This is it

Romance has passed me by. I will never fall in love again.

Confession: I’m in love with being in love. Butterflies, blushes, lopsided smirks. I want it all. I want passion. I want someone that kisses me and makes my mind go totally blank.

I want someone who gets me. I need someone to understand my movie quotes. I need someone who falls in love with my flaws, in the same way I fall in love with theirs. I love anything imperfect. I love flaws. I once went on a date with a guy who had this one-inch vertical scar on his right cheek. It was the sexiest thing I had ever seen. Him? Not so much. One of those silent, brooding types. I’m the silent, brooding type- there can’t be two in a relationship. We were too much alike. He was too aloof. I need someone who compliments me, gives me all their attention, makes me feel special. Without being smothering.

My longest relationship was almost two years. We lived together for the last year. He was my best friend. I could be my unapologetically weird self with him. And he loved me for it. I could be a selfish brat. I could be straight up cruel and mean. And he still loved me.
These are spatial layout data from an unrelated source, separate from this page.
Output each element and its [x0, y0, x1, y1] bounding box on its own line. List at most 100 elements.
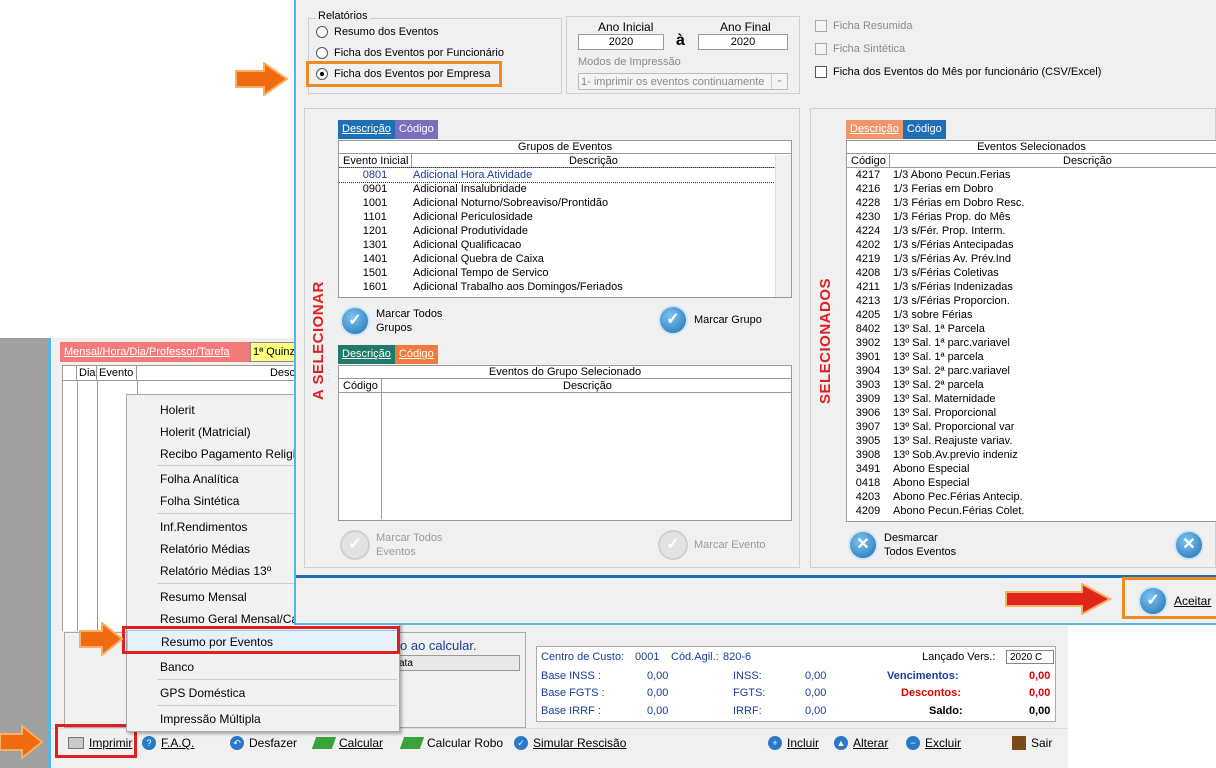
incluir-button[interactable]: + Incluir	[768, 736, 819, 750]
alterar-button[interactable]: ▲ Alterar	[834, 736, 888, 750]
table-row[interactable]: 1401 Adicional Quebra de Caixa	[339, 252, 791, 266]
tab-quinzena[interactable]: 1ª Quinz	[250, 342, 298, 362]
selecionados-title: Eventos Selecionados	[847, 141, 1216, 154]
table-row[interactable]: 4209 Abono Pecun.Férias Colet.	[847, 504, 1216, 518]
eventos-grupo-table[interactable]: Eventos do Grupo Selecionado Código Desc…	[338, 365, 792, 521]
desmarcar-evento-button[interactable]: ✕	[1174, 530, 1204, 560]
table-row[interactable]: 8402 13º Sal. 1ª Parcela	[847, 322, 1216, 336]
col-codigo: Código	[851, 155, 886, 167]
versao-value: 2020 C	[1006, 650, 1054, 664]
radio-ficha-funcionario[interactable]: Ficha dos Eventos por Funcionário	[316, 47, 504, 59]
grupos-table[interactable]: Grupos de Eventos Evento Inicial Descriç…	[338, 140, 792, 298]
table-row[interactable]: 4202 1/3 s/Férias Antecipadas	[847, 238, 1216, 252]
inss-label: INSS:	[733, 670, 762, 682]
table-row[interactable]: 3901 13º Sal. 1ª parcela	[847, 350, 1216, 364]
cell-code: 4224	[855, 225, 881, 237]
tab-mensal[interactable]: Mensal/Hora/Dia/Professor/Tarefa	[60, 342, 250, 362]
plus-icon: +	[768, 736, 782, 750]
tab-descricao-eventos[interactable]: Descrição	[338, 345, 395, 364]
tab-descricao-selecionados[interactable]: Descrição	[846, 120, 903, 139]
col-evento-inicial: Evento Inicial	[343, 155, 409, 167]
calc-progress-field: ata	[396, 655, 520, 671]
table-row[interactable]: 3491 Abono Especial	[847, 462, 1216, 476]
table-row[interactable]: 1201 Adicional Produtividade	[339, 224, 791, 238]
sair-button[interactable]: Sair	[1012, 736, 1052, 750]
check-ficha-resumida[interactable]: Ficha Resumida	[815, 20, 912, 32]
radio-circle	[316, 26, 328, 38]
check-ficha-sintetica[interactable]: Ficha Sintética	[815, 43, 905, 55]
ano-final-input[interactable]: 2020	[698, 34, 788, 50]
radio-resumo-eventos[interactable]: Resumo dos Eventos	[316, 26, 439, 38]
table-row[interactable]: 3906 13º Sal. Proporcional	[847, 406, 1216, 420]
table-row[interactable]: 4203 Abono Pec.Férias Antecip.	[847, 490, 1216, 504]
marcar-todos-grupos-button[interactable]: ✓ Marcar Todos Grupos	[340, 306, 442, 336]
tab-codigo[interactable]: Código	[394, 120, 438, 139]
calcular-robo-button[interactable]: Calcular Robo	[399, 736, 503, 750]
calcular-button[interactable]: Calcular	[311, 736, 383, 750]
tab-codigo-selecionados[interactable]: Código	[902, 120, 946, 139]
menu-item-impressao-multipla[interactable]: Impressão Múltipla	[127, 708, 399, 730]
table-row[interactable]: 4219 1/3 s/Férias Av. Prév.Ind	[847, 252, 1216, 266]
tab-descricao[interactable]: Descrição	[338, 120, 395, 139]
table-row[interactable]: 4224 1/3 s/Fér. Prop. Interm.	[847, 224, 1216, 238]
table-row[interactable]: 3904 13º Sal. 2ª parc.variavel	[847, 364, 1216, 378]
base-inss-label: Base INSS :	[541, 670, 601, 682]
excluir-button[interactable]: − Excluir	[906, 736, 961, 750]
aceitar-highlight	[1122, 577, 1216, 619]
faq-button[interactable]: ? F.A.Q.	[142, 736, 194, 750]
marcar-grupo-button[interactable]: ✓ Marcar Grupo	[658, 305, 762, 335]
table-row[interactable]: 1301 Adicional Qualificacao	[339, 238, 791, 252]
cell-description: Adicional Qualificacao	[413, 239, 522, 251]
table-row[interactable]: 3908 13º Sob.Av.previo indeniz	[847, 448, 1216, 462]
col-descricao: Descrição	[569, 155, 618, 167]
modos-impressao-select[interactable]: 1- imprimir os eventos continuamente ⌄	[578, 73, 788, 90]
check-circle-icon: ✓	[340, 306, 370, 336]
check-ficha-mes-csv[interactable]: Ficha dos Eventos do Mês por funcionário…	[815, 66, 1101, 78]
table-row[interactable]: 4213 1/3 s/Férias Proporcion.	[847, 294, 1216, 308]
cell-description: 13º Sal. Proporcional	[893, 407, 997, 419]
simular-rescisao-button[interactable]: ✓ Simular Rescisão	[514, 736, 626, 750]
cell-description: 13º Sal. Proporcional var	[893, 421, 1015, 433]
dropdown-arrow-icon: ⌄	[771, 74, 787, 89]
table-row[interactable]: 1501 Adicional Tempo de Servico	[339, 266, 791, 280]
table-row[interactable]: 3909 13º Sal. Maternidade	[847, 392, 1216, 406]
table-row[interactable]: 3907 13º Sal. Proporcional var	[847, 420, 1216, 434]
base-irrf-label: Base IRRF :	[541, 705, 601, 717]
exit-door-icon	[1012, 736, 1026, 750]
selecionados-table[interactable]: Eventos Selecionados Código Descrição 42…	[846, 140, 1216, 522]
desfazer-button[interactable]: ↶ Desfazer	[230, 736, 297, 750]
desmarcar-todos-button[interactable]: ✕ Desmarcar Todos Eventos	[848, 530, 956, 560]
table-row[interactable]: 3902 13º Sal. 1ª parc.variavel	[847, 336, 1216, 350]
tab-codigo-eventos[interactable]: Código	[394, 345, 438, 364]
eventos-grupo-tabs: Descrição Código	[338, 345, 438, 364]
table-row[interactable]: 4228 1/3 Férias em Dobro Resc.	[847, 196, 1216, 210]
table-row[interactable]: 3905 13º Sal. Reajuste variav.	[847, 434, 1216, 448]
table-row[interactable]: 4208 1/3 s/Férias Coletivas	[847, 266, 1216, 280]
table-row[interactable]: 1101 Adicional Periculosidade	[339, 210, 791, 224]
table-row[interactable]: 4216 1/3 Ferias em Dobro	[847, 182, 1216, 196]
base-inss-value: 0,00	[647, 670, 669, 682]
table-row[interactable]: 0901 Adicional Insalubridade	[339, 182, 791, 196]
cell-code: 4230	[855, 211, 881, 223]
ano-inicial-input[interactable]: 2020	[578, 34, 664, 50]
marcar-todos-eventos-button[interactable]: ✓ Marcar Todos Eventos	[340, 530, 442, 560]
table-row[interactable]: 1001 Adicional Noturno/Sobreaviso/Prontid…	[339, 196, 791, 210]
table-row[interactable]: 3903 13º Sal. 2ª parcela	[847, 378, 1216, 392]
table-row[interactable]: 4211 1/3 s/Férias Indenizadas	[847, 280, 1216, 294]
menu-item-banco[interactable]: Banco	[127, 656, 399, 678]
table-row[interactable]: 4230 1/3 Férias Prop. do Mês	[847, 210, 1216, 224]
table-row[interactable]: 1601 Adicional Trabalho aos Domingos/Feri…	[339, 280, 791, 294]
radio-circle	[316, 47, 328, 59]
grupos-scrollbar[interactable]	[775, 155, 791, 297]
table-row[interactable]: 4217 1/3 Abono Pecun.Ferias	[847, 168, 1216, 182]
menu-item-gps-domestica[interactable]: GPS Doméstica	[127, 682, 399, 704]
table-row[interactable]: 0801 Adicional Hora Atividade	[339, 167, 791, 183]
ano-final-label: Ano Final	[720, 20, 771, 34]
table-row[interactable]: 0418 Abono Especial	[847, 476, 1216, 490]
cell-code: 8402	[855, 323, 881, 335]
irrf-label: IRRF:	[733, 705, 762, 717]
marcar-evento-button[interactable]: ✓ Marcar Evento	[658, 530, 766, 560]
table-row[interactable]: 4205 1/3 sobre Férias	[847, 308, 1216, 322]
check-circle-icon: ✓	[658, 305, 688, 335]
cell-code: 4216	[855, 183, 881, 195]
I fell out of love with him long before we moved in together. But he was comfortable. And I was scared to be alone again. I needed him.

We broke up five years ago. I haven’t had a serious relationship since. I wonder if that was it for me. If that was my chance and I fucked it up. If love really is supposed to be passion-less and comfortable.

I’m still friends with him. We still text. Everything I hated about him when we broke up five years ago is still very much a part of him. I don’t miss him. Not like that. I couldn’t, wouldn’t date him ever again. I just wonder lately if he was it, if that was my only soulmate.

The fucked up thing was I cheated on him and broke up with him. I didn’t cry. I jumped into another relationship with a man 10 years older than me. An alcoholic. He was unavailable. He liked the idea of me but not the messy reality. When I finally caught him texting his booty call of 10 years, I flipped and ended things.

I was so fucking heartbroken. I had this idea of him, this image of us. That fairy tale was shattered and I was left alone to pick up the pieces. I swore to never again allow myself to be vulnerable like that. To be so stupid and naive.